Vide che Singleton lo guardava intensamente, aspettando un cenno d’assenso. Anche quella era un’esperienza nuova per D’Agosta. Da quando in qua Singleton chiedeva la sua opinione?
«Capo» rispose, «penso che sia un’ottima idea.»
Singleton sembrò sollevato. «Si renderà conto, ovviamente, che agli uomini invece non piacerà affatto. Tanto per cominciare, non ci sono elementi in questi due crimini che richiedano il coinvolgimento dell’Fbi: nessuna prova di terrorismo o collegamenti con altri Stati. E sa quanto possono essere detestabili quelli dell’Fbi, e quanto sicuramente lo saranno. Ma in tutta la mia carriera non ho mai visto un assassino simile. L’unità di analisi comportamentale ha accesso a database e informazioni molto più approfondite di quelle di cui disponiamo noi. Ciò non toglie che sarà difficile far accettare ai nostri uomini il piano.»
D’Agosta sapeva bene quanto l’Fbi e la polizia del dipartimento di New York non amassero lavorare insieme. «Capisco» rispose. «Ne parlerò alla squadra. Come sa, ho già lavorato con l’Fbi. Non ho problemi personali con i federali.»
A quelle parole, un lampo attraversò gli occhi di Singleton. Per un momento, D’Agosta ebbe paura che avrebbe sollevato l’argomento Pendergast. Ma non lo fece: Singleton aveva tatto.
«Come capo, prenderò i contatti iniziali con Quantico e poi li passerò a lei. È il modo migliore di procedere, soprattutto con l’Fbi, visto che sono molto attenti alle gerarchie.»
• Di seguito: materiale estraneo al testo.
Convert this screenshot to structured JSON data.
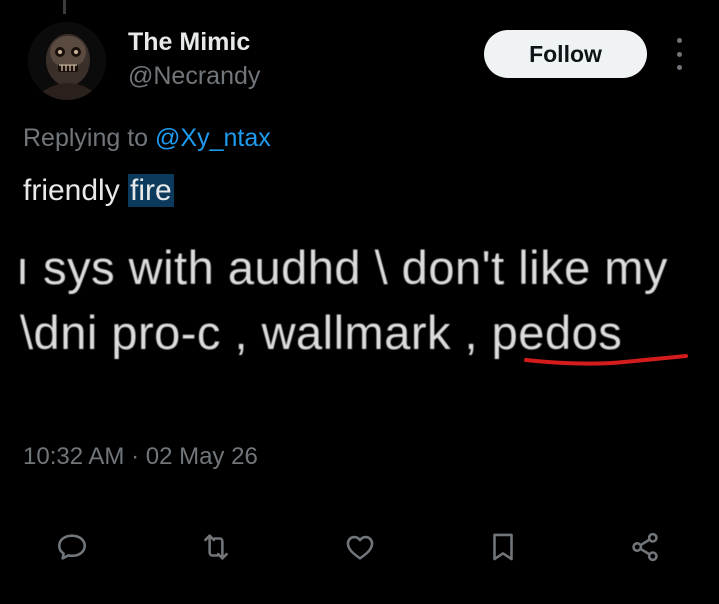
{
  "author": {
    "display_name": "The Mimic",
    "handle": "@Necrandy"
  },
  "follow_label": "Follow",
  "reply_context": {
    "prefix": "Replying to ",
    "mention": "@Xy_ntax"
  },
  "tweet": {
    "text_plain": "friendly ",
    "text_highlighted": "fire"
  },
  "embedded_image": {
    "line1": "ı sys with audhd \\ don't like my",
    "line2": "\\dni pro-c , wallmark , pedos"
  },
  "timestamp": "10:32 AM · 02 May 26",
  "actions": {
    "reply_icon": "reply-icon",
    "repost_icon": "repost-icon",
    "like_icon": "like-icon",
    "bookmark_icon": "bookmark-icon",
    "share_icon": "share-icon"
  },
  "colors": {
    "background": "#000000",
    "text": "#e7e9ea",
    "muted": "#71767b",
    "link": "#1d9bf0",
    "highlight": "#0c3a5c",
    "underline_red": "#d41c1c"
  }
}
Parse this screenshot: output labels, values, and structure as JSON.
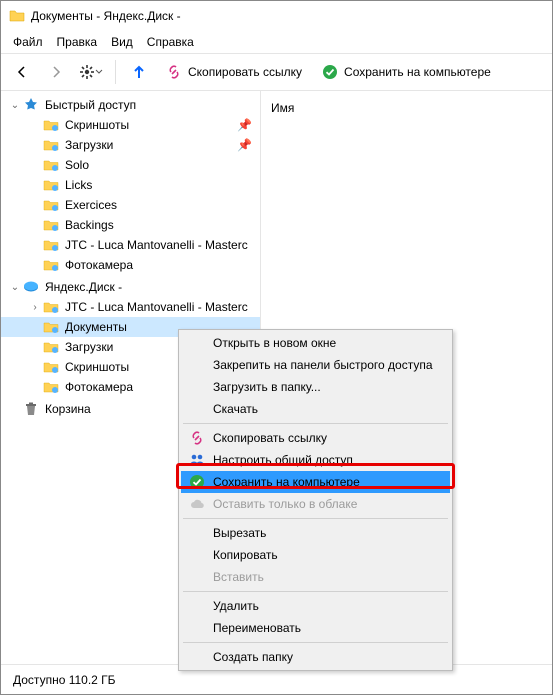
{
  "window": {
    "title": "Документы - Яндекс.Диск -"
  },
  "menu": {
    "file": "Файл",
    "edit": "Правка",
    "view": "Вид",
    "help": "Справка"
  },
  "toolbar": {
    "copy_link": "Скопировать ссылку",
    "save_local": "Сохранить на компьютере"
  },
  "columns": {
    "name": "Имя"
  },
  "tree": {
    "quick_access": "Быстрый доступ",
    "items_qa": [
      "Скриншоты",
      "Загрузки",
      "Solo",
      "Licks",
      "Exercices",
      "Backings",
      "JTC - Luca Mantovanelli - Masterc",
      "Фотокамера"
    ],
    "yadisk": "Яндекс.Диск -",
    "items_yd": [
      "JTC - Luca Mantovanelli - Masterc",
      "Документы",
      "Загрузки",
      "Скриншоты",
      "Фотокамера"
    ],
    "trash": "Корзина"
  },
  "context": {
    "open_new_window": "Открыть в новом окне",
    "pin_quick_access": "Закрепить на панели быстрого доступа",
    "upload_to_folder": "Загрузить в папку...",
    "download": "Скачать",
    "copy_link": "Скопировать ссылку",
    "configure_sharing": "Настроить общий доступ",
    "save_local": "Сохранить на компьютере",
    "keep_cloud_only": "Оставить только в облаке",
    "cut": "Вырезать",
    "copy": "Копировать",
    "paste": "Вставить",
    "delete": "Удалить",
    "rename": "Переименовать",
    "create_folder": "Создать папку"
  },
  "status": {
    "available": "Доступно 110.2 ГБ"
  },
  "colors": {
    "selection": "#cce8ff",
    "highlight_red": "#e60000",
    "link_icon": "#d63384",
    "check_green": "#2ba84a",
    "upload_blue": "#0a66ff"
  }
}
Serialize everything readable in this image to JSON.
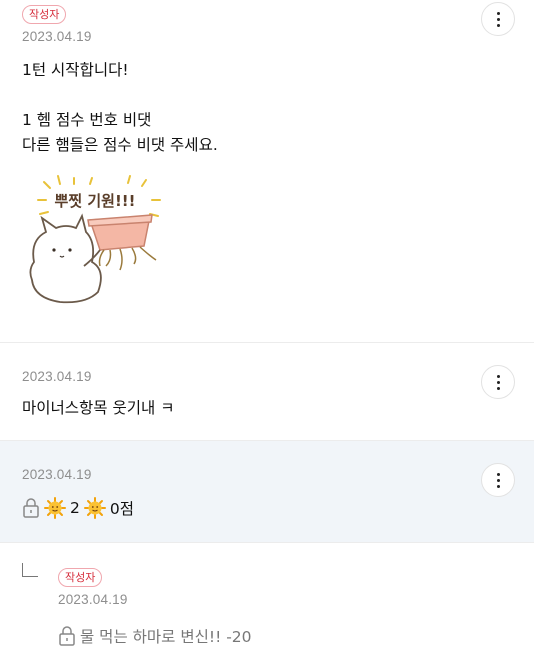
{
  "comments": [
    {
      "badge": "작성자",
      "date": "2023.04.19",
      "text": "1턴 시작합니다!\n\n1 헴 점수 번호 비댓\n다른 햄들은 점수 비댓 주세요.",
      "sticker": {
        "text": "뿌찟 기원!!!"
      }
    },
    {
      "date": "2023.04.19",
      "text": "마이너스항목 웃기내 ㅋ"
    },
    {
      "date": "2023.04.19",
      "text_a": "2",
      "text_b": "0점"
    },
    {
      "badge": "작성자",
      "date": "2023.04.19",
      "text": "물 먹는 하마로 변신!! -20"
    }
  ],
  "colors": {
    "badge_red": "#d62e3c",
    "highlight_bg": "#f1f5f9",
    "date_grey": "#8e8e8e"
  },
  "icons": {
    "more": "more-vertical-icon",
    "lock": "lock-icon",
    "sun": "sun-emoji-icon",
    "reply": "reply-arrow-icon"
  }
}
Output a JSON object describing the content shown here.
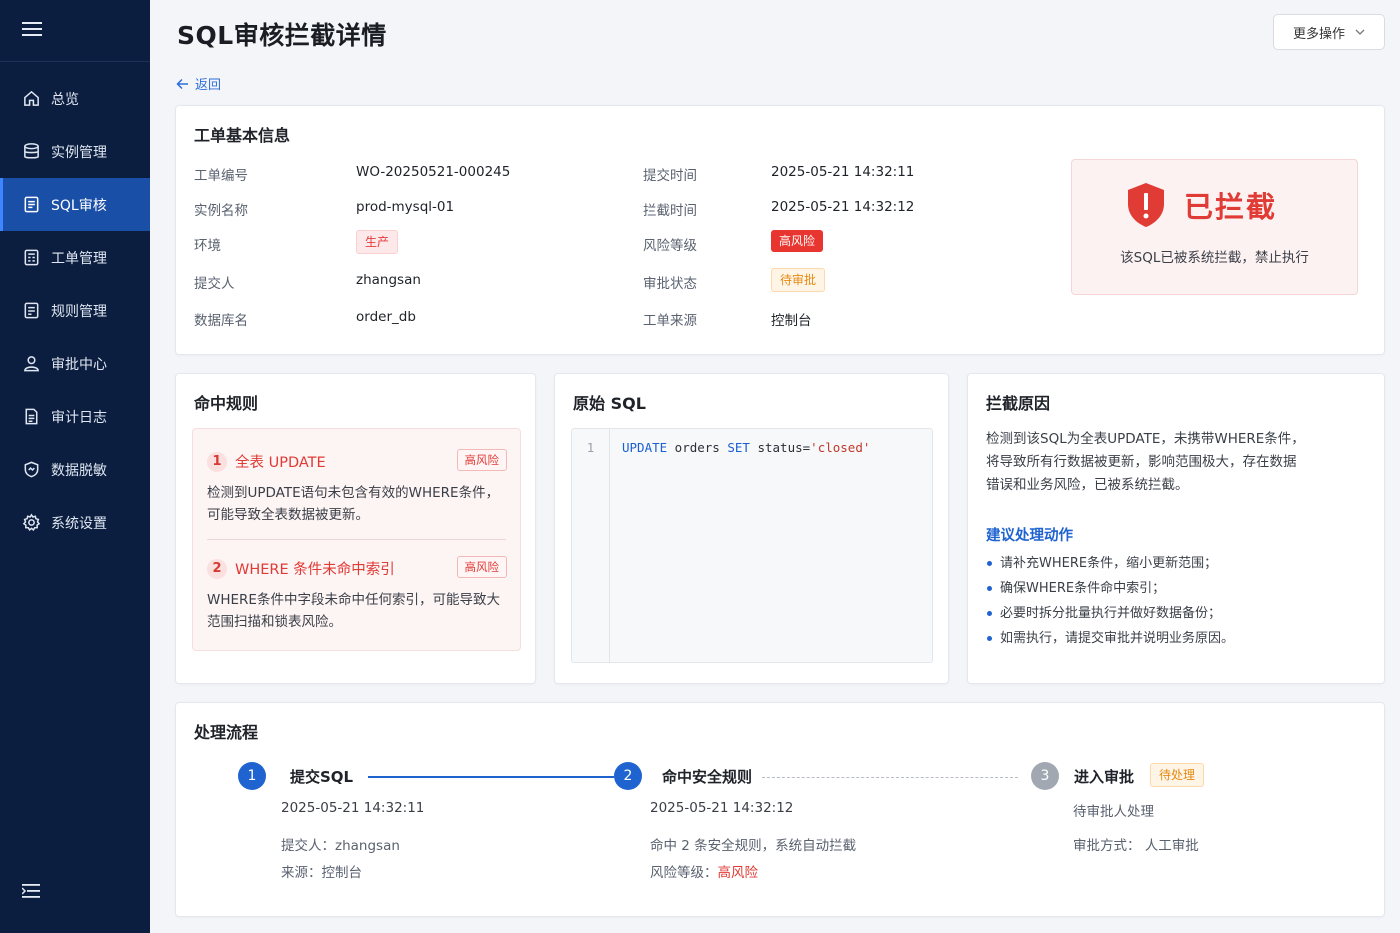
{
  "sidebar": {
    "items": [
      {
        "label": "总览",
        "icon": "home-icon"
      },
      {
        "label": "实例管理",
        "icon": "database-icon"
      },
      {
        "label": "SQL审核",
        "icon": "audit-doc-icon",
        "active": true
      },
      {
        "label": "工单管理",
        "icon": "ticket-icon"
      },
      {
        "label": "规则管理",
        "icon": "rules-icon"
      },
      {
        "label": "审批中心",
        "icon": "user-icon"
      },
      {
        "label": "审计日志",
        "icon": "log-icon"
      },
      {
        "label": "数据脱敏",
        "icon": "shield-mask-icon"
      },
      {
        "label": "系统设置",
        "icon": "gear-icon"
      }
    ]
  },
  "header": {
    "title": "SQL审核拦截详情",
    "more_label": "更多操作",
    "back_label": "返回"
  },
  "info": {
    "title": "工单基本信息",
    "order_no_label": "工单编号",
    "order_no": "WO-20250521-000245",
    "instance_label": "实例名称",
    "instance": "prod-mysql-01",
    "env_label": "环境",
    "env": "生产",
    "submitter_label": "提交人",
    "submitter": "zhangsan",
    "db_label": "数据库名",
    "db": "order_db",
    "submit_time_label": "提交时间",
    "submit_time": "2025-05-21 14:32:11",
    "block_time_label": "拦截时间",
    "block_time": "2025-05-21 14:32:12",
    "risk_label": "风险等级",
    "risk": "高风险",
    "approval_label": "审批状态",
    "approval": "待审批",
    "source_label": "工单来源",
    "source": "控制台",
    "block_status": "已拦截",
    "block_desc": "该SQL已被系统拦截，禁止执行"
  },
  "rules": {
    "title": "命中规则",
    "items": [
      {
        "num": "1",
        "title": "全表 UPDATE",
        "tag": "高风险",
        "desc1": "检测到UPDATE语句未包含有效的WHERE条件，",
        "desc2": "可能导致全表数据被更新。"
      },
      {
        "num": "2",
        "title": "WHERE 条件未命中索引",
        "tag": "高风险",
        "desc1": "WHERE条件中字段未命中任何索引，可能导致大",
        "desc2": "范围扫描和锁表风险。"
      }
    ]
  },
  "sql": {
    "title": "原始 SQL",
    "line_no": "1",
    "kw1": "UPDATE",
    "part1": " orders ",
    "kw2": "SET",
    "part2": " status=",
    "str": "'closed'"
  },
  "reason": {
    "title": "拦截原因",
    "line1": "检测到该SQL为全表UPDATE，未携带WHERE条件，",
    "line2": "将导致所有行数据被更新，影响范围极大，存在数据",
    "line3": "错误和业务风险，已被系统拦截。",
    "suggest_title": "建议处理动作",
    "suggestions": [
      "请补充WHERE条件，缩小更新范围；",
      "确保WHERE条件命中索引；",
      "必要时拆分批量执行并做好数据备份；",
      "如需执行，请提交审批并说明业务原因。"
    ]
  },
  "process": {
    "title": "处理流程",
    "steps": [
      {
        "num": "1",
        "name": "提交SQL",
        "time": "2025-05-21 14:32:11",
        "line1": "提交人：zhangsan",
        "line2": "来源：控制台"
      },
      {
        "num": "2",
        "name": "命中安全规则",
        "time": "2025-05-21 14:32:12",
        "line1": "命中 2 条安全规则，系统自动拦截",
        "line2_label": "风险等级：",
        "line2_value": "高风险"
      },
      {
        "num": "3",
        "name": "进入审批",
        "tag": "待处理",
        "time": "待审批人处理",
        "line1": "审批方式：  人工审批"
      }
    ]
  },
  "colors": {
    "sidebar_bg": "#0b1e3f",
    "active": "#1a4fa8",
    "primary": "#1f63d1",
    "danger": "#e13b36",
    "warning": "#e58a13"
  }
}
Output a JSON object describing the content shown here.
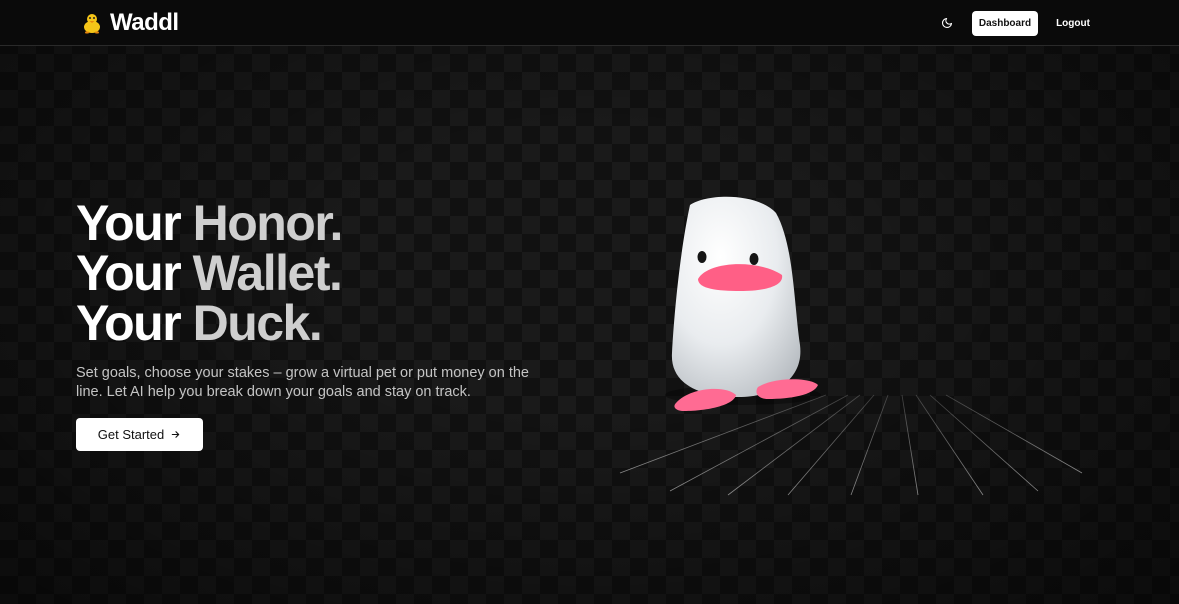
{
  "nav": {
    "brand_name": "Waddl",
    "brand_icon": "duck-icon",
    "theme_toggle_icon": "moon-icon",
    "dashboard_label": "Dashboard",
    "logout_label": "Logout"
  },
  "hero": {
    "title_lines": [
      {
        "first": "Your",
        "second": "Honor."
      },
      {
        "first": "Your",
        "second": "Wallet."
      },
      {
        "first": "Your",
        "second": "Duck."
      }
    ],
    "subtitle": "Set goals, choose your stakes – grow a virtual pet or put money on the line. Let AI help you break down your goals and stay on track.",
    "cta_label": "Get Started",
    "cta_icon": "arrow-right-icon"
  },
  "scene": {
    "model": "duck-mascot-3d",
    "colors": {
      "body": "#e9ecef",
      "beak": "#ff5f86",
      "feet": "#ff6b93",
      "grid": "#4a4a4a"
    }
  },
  "theme": {
    "accent": "#ffffff",
    "background": "#111111",
    "brand_icon_color": "#f5c518"
  }
}
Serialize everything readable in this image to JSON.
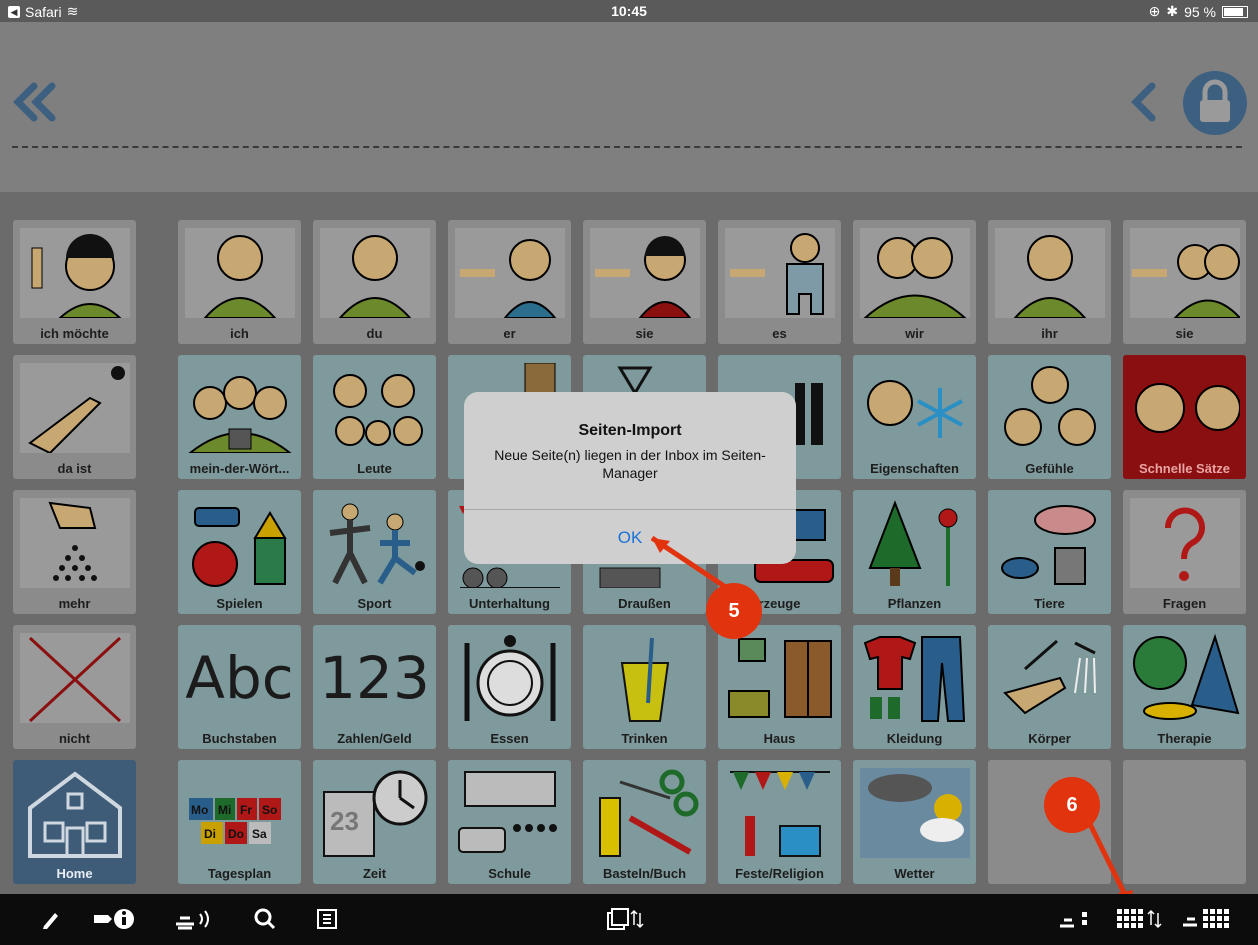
{
  "statusbar": {
    "app": "Safari",
    "time": "10:45",
    "battery": "95 %"
  },
  "dialog": {
    "title": "Seiten-Import",
    "message": "Neue Seite(n) liegen in der Inbox im Seiten-Manager",
    "ok": "OK"
  },
  "callouts": {
    "first": "5",
    "second": "6"
  },
  "grid": {
    "row1": [
      "ich möchte",
      "ich",
      "du",
      "er",
      "sie",
      "es",
      "wir",
      "ihr",
      "sie"
    ],
    "row2": [
      "da ist",
      "mein-der-Wört...",
      "Leute",
      "",
      "",
      "örter",
      "Eigenschaften",
      "Gefühle",
      "Schnelle Sätze"
    ],
    "row3": [
      "mehr",
      "Spielen",
      "Sport",
      "Unterhaltung",
      "Draußen",
      "rzeuge",
      "Pflanzen",
      "Tiere",
      "Fragen"
    ],
    "row4": [
      "nicht",
      "Buchstaben",
      "Zahlen/Geld",
      "Essen",
      "Trinken",
      "Haus",
      "Kleidung",
      "Körper",
      "Therapie"
    ],
    "row5": [
      "Home",
      "Tagesplan",
      "Zeit",
      "Schule",
      "Basteln/Buch",
      "Feste/Religion",
      "Wetter",
      "",
      ""
    ]
  },
  "symbols": {
    "abc": "Abc",
    "num": "123",
    "days": [
      "Mo",
      "Mi",
      "Fr",
      "So",
      "Di",
      "Do",
      "Sa"
    ],
    "calendar_day": "23"
  },
  "colors": {
    "accent": "#1a72d9",
    "callout": "#e2330f",
    "selected_red": "#8a0f10"
  }
}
D’Agosta annuì. Ora desiderava davvero che ci fosse anche Pendergast.
Per un po’ osservarono un agente della Scientifica in cerca di fibre muoversi lentamente carponi sul pavimento, con le pinze in mano, percorrendo ogni metro quadro della griglia. Che lavoraccio!
«Quasi dimenticavo» riprese Singleton. «Quali sono i risultati del test del Dna sul lobo?»
«Non li abbiamo ancora ricevuti.»
Singleton si voltò verso D’Agosta. «Sono passate sessanta ore.»
Il tenente si sentì avvampare. Da quando la Scientifica era stata rimossa dall’ufficio del medico legale e aveva ottenuto un dipartimento a parte – con a capo il dottor Wayne Heffler – i rapporti erano diventati impossibili. Qualche anno prima, lui e Pendergast avevano avuto un battibecco con Heffler. Da quel momento, D’Agosta sospettava che il dottore facesse apposta a tenersi i risultati del laboratorio abbastanza a lungo da irritarlo, ma non così a lungo da mettersi nei guai.
«Me ne occuperò» rispose D’Agosta calmo. «Me ne occuperò subito.»
«Gliene sarei grato» replicò Singleton. «Una delle sue responsabilità come comandante della squadra sono le lavate di capo. E in questo caso potrebbe essere necessario. Esageri pure con lo shampoo, non so se mi spiego.»
Diede a D’Agosta un’amichevole pacca sulla spalla e se ne andò.